Top Universities in Nepal In 2020:

1.Kathmandu University

2.Pokhara University

3.Tribhuvan University

4.Purbanchal University

5.Agriculture and foresty university

6.Mid Western University

7.Lumbini Buddhist University

8.Nepal Sanskrit University

9.Far Western University

Medical colleges

Medical colleges, mostly private, exist throughout Nepal. Local students are admitted after an entrance exam, and foreign students are admitted after an interview. To be eligible for admission to MBBS courses in Nepal’s medical colleges, students must pass the higher secondary examination in science or its equivalent. Medical education is regulated by the Medical Council of Nepal. In addition to accrediting the country’s medical colleges, the council conducts the licensing examination for new doctors, makes policies related to curriculum, admission, terms and examinations and makes registration recommendations.

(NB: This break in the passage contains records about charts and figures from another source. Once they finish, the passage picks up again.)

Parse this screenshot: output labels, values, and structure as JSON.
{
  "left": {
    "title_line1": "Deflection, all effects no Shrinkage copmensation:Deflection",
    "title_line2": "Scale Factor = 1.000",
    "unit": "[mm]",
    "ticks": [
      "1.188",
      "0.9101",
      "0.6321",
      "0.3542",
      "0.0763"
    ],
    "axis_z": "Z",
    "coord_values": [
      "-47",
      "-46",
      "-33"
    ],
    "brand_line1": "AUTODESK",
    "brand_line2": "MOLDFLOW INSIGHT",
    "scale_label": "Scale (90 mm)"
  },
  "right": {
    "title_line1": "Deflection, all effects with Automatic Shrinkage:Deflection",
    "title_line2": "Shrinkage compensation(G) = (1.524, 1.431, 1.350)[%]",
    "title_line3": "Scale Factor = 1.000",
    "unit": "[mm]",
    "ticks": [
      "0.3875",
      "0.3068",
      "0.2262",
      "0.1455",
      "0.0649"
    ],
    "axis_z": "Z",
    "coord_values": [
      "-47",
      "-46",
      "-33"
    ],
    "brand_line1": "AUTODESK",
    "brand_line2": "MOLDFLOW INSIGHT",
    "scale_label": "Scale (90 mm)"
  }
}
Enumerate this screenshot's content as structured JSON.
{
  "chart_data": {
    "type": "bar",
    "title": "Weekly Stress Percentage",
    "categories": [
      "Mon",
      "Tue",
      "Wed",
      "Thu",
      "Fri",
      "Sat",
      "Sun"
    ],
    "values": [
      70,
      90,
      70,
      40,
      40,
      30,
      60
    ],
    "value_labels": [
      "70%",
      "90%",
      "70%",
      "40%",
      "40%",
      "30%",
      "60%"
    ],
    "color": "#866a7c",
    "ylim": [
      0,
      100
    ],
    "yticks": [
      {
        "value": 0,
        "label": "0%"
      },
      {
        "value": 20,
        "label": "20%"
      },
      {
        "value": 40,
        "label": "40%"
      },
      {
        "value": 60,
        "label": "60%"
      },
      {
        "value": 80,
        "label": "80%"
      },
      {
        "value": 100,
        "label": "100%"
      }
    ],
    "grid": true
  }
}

 Some Medical Colleges of Nepal :  

1.Institute of Medicine (IOM)-Maharajgunj,Kathmandu

2.Universal Medical College (UCMS)-Bhairawaha
3.National Medical College(NMC)-Birgunj
4.Janaki Medical College ( Janakpur)
5.KIST Medical College-Lalitpur
6.Chitwan Medical college-Bharatpur
7.Gandaki medical college-Pokhara
8.Nepalese Army Institute of Health

Engineering colleges

Engineering colleges also exist throughout Nepal, with most admitting local students through an entrance exam. Like the country’s medical colleges, foreign students are admitted after an interview. To be eligible for admission to Nepalese engineering colleges, candidates are encouraged to pass the Intermediate in Science or have a diploma in engineering (or its equivalent).
The Institute of Engineering of Tribhuvan University is the country’s oldest engineering school. It has four colleges, and 13 private engineering colleges are affiliated with it. The IOE’s central campus (Pulchowk Campus) as well as Kathmandu university school of engineering are considered to be the best engineering college in Nepal. Pulchowk offers bachelor’s, master’s and Ph.D. degrees in engineering. More than 16,000 students from around the world take the school’s entrance examination.
Nepal Engineering College (NEC) in Changunarayan is the country’s first private engineering college to offer bachelor’s- and master’s-level courses. Popular engineering fields in Nepal are architecture, civil engineering, computer engineering, electronics and communications, electrical and electronics, energy and rural engineering. The B.E architecture courses take five years to complete, and other bachelor’s-degree courses take four years.